A lawsuit is being pursued by Varleigh Limited against The Irish Agricultural Wholesale Society (IAWS), for €48 million. Varleigh claims IAWS breached a contract relating to the proposed development of 16 acres of land in Tallaght for a new town centre. Owners Bernard McNamara and James Morrissey are pursuing IAWS, and its former director, Ronan McNamee, also a founder of Cuisine de France, over these ‘broken commitments.’

Proving that there’s still plenty of media mileage where the cross-border shopping phenomenon is concerned, the story cropped up in the UK this week. The Guardian tells how the Lawless family’s light gold Skoda Octavia was groaning with shopping bags in the car park of the Tesco store in Banbridge; having just saved up to €250 (£225) during their monthly shopping expedition into Northern Ireland.

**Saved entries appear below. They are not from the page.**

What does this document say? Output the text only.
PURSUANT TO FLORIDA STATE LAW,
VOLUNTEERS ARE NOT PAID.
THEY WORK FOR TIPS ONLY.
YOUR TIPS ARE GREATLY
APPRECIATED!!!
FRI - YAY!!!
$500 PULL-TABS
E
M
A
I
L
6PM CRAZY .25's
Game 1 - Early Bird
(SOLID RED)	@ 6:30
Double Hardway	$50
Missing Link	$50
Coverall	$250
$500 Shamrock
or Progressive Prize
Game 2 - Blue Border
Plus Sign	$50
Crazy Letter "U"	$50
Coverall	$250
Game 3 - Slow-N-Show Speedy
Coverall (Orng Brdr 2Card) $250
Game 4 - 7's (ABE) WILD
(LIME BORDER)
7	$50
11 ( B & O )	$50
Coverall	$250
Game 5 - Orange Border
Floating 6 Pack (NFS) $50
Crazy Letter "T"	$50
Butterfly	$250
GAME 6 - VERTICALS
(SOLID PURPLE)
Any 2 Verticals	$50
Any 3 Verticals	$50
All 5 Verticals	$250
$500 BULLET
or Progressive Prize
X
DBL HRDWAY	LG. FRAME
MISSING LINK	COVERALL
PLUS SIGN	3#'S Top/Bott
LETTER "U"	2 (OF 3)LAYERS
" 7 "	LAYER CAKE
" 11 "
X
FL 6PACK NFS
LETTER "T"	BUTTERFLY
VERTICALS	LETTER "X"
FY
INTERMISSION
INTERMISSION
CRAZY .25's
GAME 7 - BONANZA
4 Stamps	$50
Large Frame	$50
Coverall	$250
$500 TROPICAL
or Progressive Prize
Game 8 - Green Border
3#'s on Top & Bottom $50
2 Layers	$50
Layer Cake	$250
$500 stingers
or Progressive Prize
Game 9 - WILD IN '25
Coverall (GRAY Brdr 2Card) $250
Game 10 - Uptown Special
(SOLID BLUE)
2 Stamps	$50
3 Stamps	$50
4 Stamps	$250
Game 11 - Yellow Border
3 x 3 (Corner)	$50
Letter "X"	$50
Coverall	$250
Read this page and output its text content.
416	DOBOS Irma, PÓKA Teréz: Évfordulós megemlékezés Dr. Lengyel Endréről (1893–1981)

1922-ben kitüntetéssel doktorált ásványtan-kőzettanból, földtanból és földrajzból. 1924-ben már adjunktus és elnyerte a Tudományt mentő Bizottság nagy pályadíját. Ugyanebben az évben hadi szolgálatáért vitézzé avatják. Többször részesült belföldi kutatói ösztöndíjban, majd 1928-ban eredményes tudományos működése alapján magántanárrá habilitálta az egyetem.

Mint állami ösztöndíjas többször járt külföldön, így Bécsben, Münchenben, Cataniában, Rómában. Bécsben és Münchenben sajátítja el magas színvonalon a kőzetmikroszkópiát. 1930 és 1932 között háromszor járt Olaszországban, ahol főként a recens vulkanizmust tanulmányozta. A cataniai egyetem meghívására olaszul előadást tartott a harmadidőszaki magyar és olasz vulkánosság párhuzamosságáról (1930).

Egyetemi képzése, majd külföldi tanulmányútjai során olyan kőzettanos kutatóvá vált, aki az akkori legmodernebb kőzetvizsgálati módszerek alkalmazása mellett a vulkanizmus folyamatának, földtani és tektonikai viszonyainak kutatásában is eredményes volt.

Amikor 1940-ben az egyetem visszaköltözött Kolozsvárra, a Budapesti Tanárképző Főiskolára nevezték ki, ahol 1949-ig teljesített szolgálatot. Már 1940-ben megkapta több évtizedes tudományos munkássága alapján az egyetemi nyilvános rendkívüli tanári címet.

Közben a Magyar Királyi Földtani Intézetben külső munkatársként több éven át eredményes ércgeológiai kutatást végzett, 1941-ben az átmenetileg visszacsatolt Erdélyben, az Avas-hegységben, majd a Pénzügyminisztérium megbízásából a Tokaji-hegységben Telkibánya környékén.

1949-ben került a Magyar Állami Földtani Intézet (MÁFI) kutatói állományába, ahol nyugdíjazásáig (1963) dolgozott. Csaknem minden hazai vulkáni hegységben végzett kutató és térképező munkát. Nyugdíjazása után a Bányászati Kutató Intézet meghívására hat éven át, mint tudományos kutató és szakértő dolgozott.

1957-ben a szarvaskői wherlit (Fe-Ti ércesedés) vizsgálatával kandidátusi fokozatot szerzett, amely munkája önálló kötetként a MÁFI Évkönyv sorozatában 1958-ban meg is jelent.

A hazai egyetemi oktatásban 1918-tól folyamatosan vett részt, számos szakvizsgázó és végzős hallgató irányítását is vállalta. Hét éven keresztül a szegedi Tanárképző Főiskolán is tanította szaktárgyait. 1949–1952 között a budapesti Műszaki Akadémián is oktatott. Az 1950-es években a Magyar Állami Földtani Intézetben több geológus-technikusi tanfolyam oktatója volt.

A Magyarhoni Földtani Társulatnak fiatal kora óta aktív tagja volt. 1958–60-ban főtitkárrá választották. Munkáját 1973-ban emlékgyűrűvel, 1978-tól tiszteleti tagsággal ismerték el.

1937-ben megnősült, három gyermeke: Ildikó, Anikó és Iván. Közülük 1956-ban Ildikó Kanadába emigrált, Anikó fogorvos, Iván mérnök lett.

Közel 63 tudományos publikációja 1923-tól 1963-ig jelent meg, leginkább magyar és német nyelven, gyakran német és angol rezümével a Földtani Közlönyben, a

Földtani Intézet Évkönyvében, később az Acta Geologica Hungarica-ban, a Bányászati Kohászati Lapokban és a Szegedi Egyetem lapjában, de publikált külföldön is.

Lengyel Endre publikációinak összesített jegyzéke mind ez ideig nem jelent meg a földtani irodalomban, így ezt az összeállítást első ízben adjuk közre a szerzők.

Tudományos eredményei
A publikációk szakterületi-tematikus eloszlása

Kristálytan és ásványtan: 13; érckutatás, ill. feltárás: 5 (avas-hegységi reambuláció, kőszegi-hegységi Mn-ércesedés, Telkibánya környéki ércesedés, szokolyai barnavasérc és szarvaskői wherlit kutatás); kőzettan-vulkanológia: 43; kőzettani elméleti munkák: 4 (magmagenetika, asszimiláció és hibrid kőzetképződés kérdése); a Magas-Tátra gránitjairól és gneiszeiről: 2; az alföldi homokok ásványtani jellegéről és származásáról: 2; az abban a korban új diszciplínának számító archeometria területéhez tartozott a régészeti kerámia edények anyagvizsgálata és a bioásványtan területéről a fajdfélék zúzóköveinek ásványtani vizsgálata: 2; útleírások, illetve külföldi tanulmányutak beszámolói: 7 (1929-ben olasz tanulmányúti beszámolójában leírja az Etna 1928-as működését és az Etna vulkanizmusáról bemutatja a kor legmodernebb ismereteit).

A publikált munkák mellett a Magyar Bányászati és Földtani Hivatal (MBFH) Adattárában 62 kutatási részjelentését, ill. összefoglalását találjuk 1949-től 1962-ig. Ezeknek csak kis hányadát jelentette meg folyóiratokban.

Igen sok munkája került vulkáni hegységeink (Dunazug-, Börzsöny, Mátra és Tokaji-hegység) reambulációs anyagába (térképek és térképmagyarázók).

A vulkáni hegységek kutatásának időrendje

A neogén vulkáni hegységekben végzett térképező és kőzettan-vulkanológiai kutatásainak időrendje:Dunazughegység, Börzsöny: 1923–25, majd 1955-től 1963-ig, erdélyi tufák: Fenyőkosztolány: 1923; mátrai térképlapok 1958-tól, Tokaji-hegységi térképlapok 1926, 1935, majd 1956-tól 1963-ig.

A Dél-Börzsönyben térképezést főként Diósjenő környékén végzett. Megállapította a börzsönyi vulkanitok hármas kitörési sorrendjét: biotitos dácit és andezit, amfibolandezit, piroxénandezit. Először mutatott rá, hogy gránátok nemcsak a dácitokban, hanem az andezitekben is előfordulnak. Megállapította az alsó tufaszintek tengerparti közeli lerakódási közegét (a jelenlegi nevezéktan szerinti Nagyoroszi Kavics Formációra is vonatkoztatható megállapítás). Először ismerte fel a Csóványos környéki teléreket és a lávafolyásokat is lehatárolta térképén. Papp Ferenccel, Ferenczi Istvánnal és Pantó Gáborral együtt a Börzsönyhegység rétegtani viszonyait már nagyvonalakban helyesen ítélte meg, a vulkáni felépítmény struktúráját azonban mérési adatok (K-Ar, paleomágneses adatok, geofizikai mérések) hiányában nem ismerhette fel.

Meanwhile, Francess McDonnell suggests in The Irish Times, that the NI Government could reap more benefit from this flurry of cross-border activity, instead of just letting the profits go to UK multinationals. She ponders that perhaps the North’s political leaders have thought about introducing a small, nominal shopping tax for anyone crossing the border to enjoy NI’s retailing delights?   

The Guardian considers whether carbon labelling has become farcical. Tesco has just announced that its own-brand toilet paper and kitchen rolls have joined a group of 100 lines that declare on the packaging how much carbon dioxide is emitted during their production and distribution. But is the news that that each sheet of Tesco’s recycled toilet roll uses "1.1g of carbon" compared to 1.8g for its standard toilet roll, simply too much information?  

And finally, it arrived in email inboxes in bulk across the country this week, and The Irish Independent has confirmed that ‘the bull in a SuperValu shop‘ clip has become an online ‘Youtube’ sensation. Thousands logging on across the world to view the Ballinrobe, Co. Mayo store has generated priceless publicity for the SuperValu group.